I'm curious to see how some of my coworkers fall in line with this new policy, because they smoke like that area in JoCo did the other day. It would be dumb to quit a job just because you couldn't smoke on campus. I can just tell the ACLU is chomping at the bit for this one. They haven't made headlines in months, and they surely don't want us to forget they exist (like that is possible).

Like I said, I don't smoke, so I really don't give a crap about what other people do to their bodies. It's just job security for me. However, I do remember one incident where some lady was coming to visit a sick family member, and had to pass through a gauntlet of smokers at the front entrance. She had a massive asthma attack right there at the front door and had to be admitted. It was after that incident, the smokers were re-routed to the back of the hospital...out of site, out of mind.

It will only be a matter of time before ALL public places have a smoking ban.


Kathryn said...

Interesting..I wonder how the nurses in IM especially in General Med will react to this one. Hmm..I am laughing right now.


Xavier Onassis said...

OK. I have former family members who work at these hospitals. They brought up some good points that I totally agree with.
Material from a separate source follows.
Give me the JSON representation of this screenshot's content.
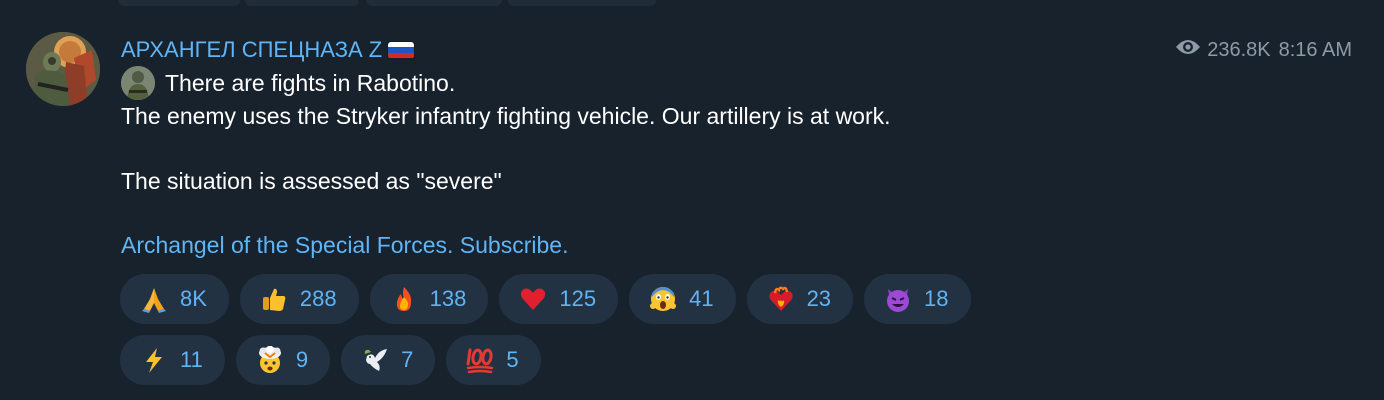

Suppose you are a smoker whose wife was just mangled in a car accident. You want to be close to your wife and you are freaking out wondering if she is gonna live. They won't let you in the operating room and you can't smoke on hospital property.
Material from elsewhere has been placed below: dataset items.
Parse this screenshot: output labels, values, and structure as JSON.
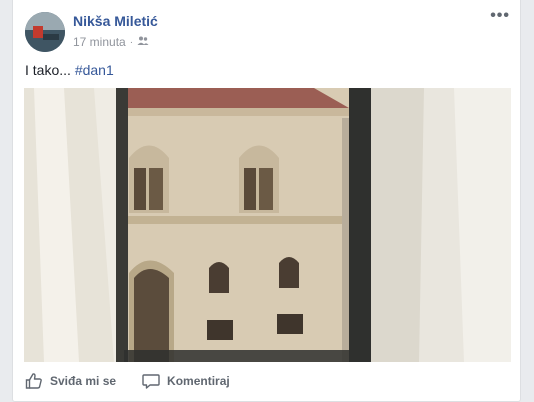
{
  "post": {
    "author_name": "Nikša Miletić",
    "timestamp": "17 minuta",
    "separator": "·",
    "audience_icon": "friends-icon",
    "text_prefix": "I tako... ",
    "hashtag": "#dan1",
    "more_icon": "more-options-icon",
    "more_label": "•••"
  },
  "actions": {
    "like_label": "Sviđa mi se",
    "like_icon": "thumbs-up-icon",
    "comment_label": "Komentiraj",
    "comment_icon": "comment-icon"
  },
  "colors": {
    "link": "#365899",
    "meta": "#90949c",
    "action": "#606770",
    "background": "#e9ebee"
  }
}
Is the hospital really helping matters by forcing the next of kin a half a mile away to relieve SOME stress to prevent some welfare emergency room patient with a sprained ankle from catching a whiff of smoke?

Or, on the hospital staff side, let's say you've just been elbow deep in a trauma patient who, despite your best efforts, died on the operating table. Think you you might want to step outside and have yourself a smoke?

This is an assinine policy that will do more harm than good.

Heather said...

I think once the bans go into effect, the cries of the smokers will be heard across the Midwest, but it will eventually die down and life will go on. As I said before, it is only a matter of time until all public places have a smoking ban in place. Smokers are the minority, and majority rules.

I think the ban will encourage some employees to kick the habit, or just find different methods for dealing with stress...methods that nonsmokers have been utilizing for years. Smoking is not the only way to decompress.

It's hard to be a "pillar of health" (which hospitals are supposed to be) when unhealthy practices are condoned on hospital grounds.

In that respect, I can see their point for enforcing smoking bans.

I also think it just boils down to money. Perhaps there's some sort of discount in insurance if there is a smoking ban. Not just health insurance, but for overall liability.

Uno Kidney said...

The main hospital in Boise, the Elks Rehab hospital (where I work) as well as the out patient therapy portion of the organization are all smoke free. We have these HUGE metal signs sitting out in front of all buildlings, including all small solo sites. They take is seriously, I think at least, and I always see employees smoking in their cars or across a fence. I think it is a great statement, espcially for a health care facility. And I LIKE NOT walking through clouds of smoke when I want to get somewhere. The Lawfirm my husband works at will not hire smokers. They make you sign something, and if it turns out that you are a smoker after the fact, you get fired on the spot. Interesting.